I have beheld the agonies of war
Through many a weary season; seen enough
To make me hold that scarcely any goal
Is worth the reaching by so red a road.
No man can doubt that this Napoleon stands
As Emperor of France by Frenchmen's wills.
Let the French settle, then, their own affairs;
I say we shall have nought to apprehend!—
Much as I might advance in proof of this,
I'll dwell not thereon now.

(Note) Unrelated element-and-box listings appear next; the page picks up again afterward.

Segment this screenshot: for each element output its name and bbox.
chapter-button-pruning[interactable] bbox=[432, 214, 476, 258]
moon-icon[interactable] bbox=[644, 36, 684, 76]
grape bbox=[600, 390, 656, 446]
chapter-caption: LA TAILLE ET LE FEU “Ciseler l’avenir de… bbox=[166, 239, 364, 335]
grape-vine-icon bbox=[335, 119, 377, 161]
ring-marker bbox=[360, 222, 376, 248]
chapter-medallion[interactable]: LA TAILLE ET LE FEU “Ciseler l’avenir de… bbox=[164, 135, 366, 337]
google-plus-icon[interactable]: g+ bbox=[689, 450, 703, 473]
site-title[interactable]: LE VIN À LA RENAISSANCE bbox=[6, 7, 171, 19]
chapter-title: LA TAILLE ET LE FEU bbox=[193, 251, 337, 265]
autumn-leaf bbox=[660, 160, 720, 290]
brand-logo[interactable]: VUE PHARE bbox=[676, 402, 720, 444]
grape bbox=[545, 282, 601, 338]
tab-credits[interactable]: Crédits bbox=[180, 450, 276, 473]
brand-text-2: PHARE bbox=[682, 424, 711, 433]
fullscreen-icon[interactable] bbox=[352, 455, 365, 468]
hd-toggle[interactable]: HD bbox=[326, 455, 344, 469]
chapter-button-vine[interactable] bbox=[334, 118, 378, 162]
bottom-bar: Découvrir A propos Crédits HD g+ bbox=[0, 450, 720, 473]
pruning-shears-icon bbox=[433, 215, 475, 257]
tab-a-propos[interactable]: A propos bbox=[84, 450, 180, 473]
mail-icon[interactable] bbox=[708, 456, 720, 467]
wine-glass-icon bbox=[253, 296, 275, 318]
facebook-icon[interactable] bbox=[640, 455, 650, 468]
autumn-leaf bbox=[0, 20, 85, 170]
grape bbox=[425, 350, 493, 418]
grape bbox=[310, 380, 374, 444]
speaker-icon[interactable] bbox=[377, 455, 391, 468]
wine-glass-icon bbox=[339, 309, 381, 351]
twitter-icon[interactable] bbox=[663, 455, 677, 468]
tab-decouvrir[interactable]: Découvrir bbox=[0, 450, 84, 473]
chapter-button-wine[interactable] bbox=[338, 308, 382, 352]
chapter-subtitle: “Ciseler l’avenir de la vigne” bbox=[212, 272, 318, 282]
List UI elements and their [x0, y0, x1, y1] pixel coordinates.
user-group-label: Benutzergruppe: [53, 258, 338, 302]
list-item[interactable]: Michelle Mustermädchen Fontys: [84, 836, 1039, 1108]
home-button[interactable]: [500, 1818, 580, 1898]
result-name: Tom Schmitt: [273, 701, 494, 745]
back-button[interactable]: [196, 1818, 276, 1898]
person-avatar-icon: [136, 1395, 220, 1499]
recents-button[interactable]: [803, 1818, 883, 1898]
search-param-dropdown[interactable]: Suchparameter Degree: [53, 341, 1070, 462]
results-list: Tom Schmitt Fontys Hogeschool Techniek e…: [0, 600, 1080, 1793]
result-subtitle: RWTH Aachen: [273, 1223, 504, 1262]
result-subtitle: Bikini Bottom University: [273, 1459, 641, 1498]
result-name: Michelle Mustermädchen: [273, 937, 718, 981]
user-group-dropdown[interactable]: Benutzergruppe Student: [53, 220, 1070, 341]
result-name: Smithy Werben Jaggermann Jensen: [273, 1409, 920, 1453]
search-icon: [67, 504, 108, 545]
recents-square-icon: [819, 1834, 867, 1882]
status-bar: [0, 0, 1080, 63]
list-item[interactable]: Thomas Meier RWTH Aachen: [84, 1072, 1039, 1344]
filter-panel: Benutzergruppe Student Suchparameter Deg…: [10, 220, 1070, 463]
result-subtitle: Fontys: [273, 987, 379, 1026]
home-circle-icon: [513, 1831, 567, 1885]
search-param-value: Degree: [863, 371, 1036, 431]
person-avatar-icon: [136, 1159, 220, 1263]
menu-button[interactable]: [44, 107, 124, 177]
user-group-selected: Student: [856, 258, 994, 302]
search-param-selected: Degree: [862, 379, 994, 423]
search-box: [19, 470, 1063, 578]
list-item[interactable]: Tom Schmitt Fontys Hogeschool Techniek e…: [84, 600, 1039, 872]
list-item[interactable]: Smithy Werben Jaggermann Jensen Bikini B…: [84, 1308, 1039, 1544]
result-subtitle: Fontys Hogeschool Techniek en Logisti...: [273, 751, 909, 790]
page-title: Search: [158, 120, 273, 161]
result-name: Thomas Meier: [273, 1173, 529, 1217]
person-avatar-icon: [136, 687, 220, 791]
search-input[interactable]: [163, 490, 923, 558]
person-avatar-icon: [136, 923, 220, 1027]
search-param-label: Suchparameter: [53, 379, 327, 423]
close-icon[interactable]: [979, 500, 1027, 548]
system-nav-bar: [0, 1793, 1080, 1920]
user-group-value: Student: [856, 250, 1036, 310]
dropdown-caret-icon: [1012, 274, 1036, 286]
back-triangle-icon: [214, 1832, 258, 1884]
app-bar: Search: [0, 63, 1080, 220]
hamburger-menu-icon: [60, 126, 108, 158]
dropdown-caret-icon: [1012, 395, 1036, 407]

I am satisfied
To give the general reasons which, in brief,
Balk my concurrence in the Address proposed. [Cheers.]
PONSONBY
My words will be but few, for the Address
Constrains me to support it as it stands.
So far from being the primary step to war,
Its sense a
nd substance is, in my regard,
To leave the House to guidance by events
On the grave question of hostilities.
The statements of the noble lord, I hold,
Have not been candidly interpreted
By grafting on to them a headstrong will,
As does the honourable baronet,
To rob the French of Buonaparte's rule,
And force them back to Bourbon monarchism.
That our free land, at this abnormal time,
Should put her in a pose of wariness,
No unwarped mind can doubt. Must war revive,
Let it be quickly waged; and quickly, too,
Reach its effective end: though 'tis my hope,
My ardent hope, that peace may be preserved.
WHITBREAD
Were it that I could think, as does my friend,
That ambiguity of sentiment
Informed the utterance of the noble lord
[As oft does ambiguity of word],
I might with satisfied and sure resolve
Vote straight for the Address. But eyeing well
The flimsy web there woven to entrap
The credence of my honourable friends,
I must with all my energy contest
The wisdom of a new and hot crusade
For fixing who shall fill the throne of France.
Already are the seeds of mischief sown:
The Declaration at Vienna, signed
Against Napoleon, is, in my regard,
Abhorrent, and our country's character
Defaced by our subscription to its terms!
If words have any meaning it incites
To sheer assassination; it proclaims
That any meeting Bonaparte may slay him;
And, whatso language the Allies now hold,
In that outburst, at least, was war declared.
The noble lord to-night would second it,
Would seem to urge that we full arm, then wait
For just as long, no longer, than would serve
The preparations of the other Powers,
And then—pounce down on France!
CASTLEREAGH
No, no! Not so.
WHITBREAD
Good God, then, what are we to understand?—
However, this denial is a gain,
And my misapprehension owes its birth
Entirely to that mystery of phrase
Which taints all rhetoric of the noble lord,
Well, what is urged for new aggression now,
To vamp up and replace the Bourbon line?
The wittiest man who ever sat here said
That half our nation's debt had been incurred
In efforts to suppress the Bourbon power,
The other half in efforts to restore it, [laughter]
And I must deprecate a further plunge
For ends so futile! Why, since Ministers
Craved peace with Bonaparte at Chatillon,
Should they refuse him peace and quiet now?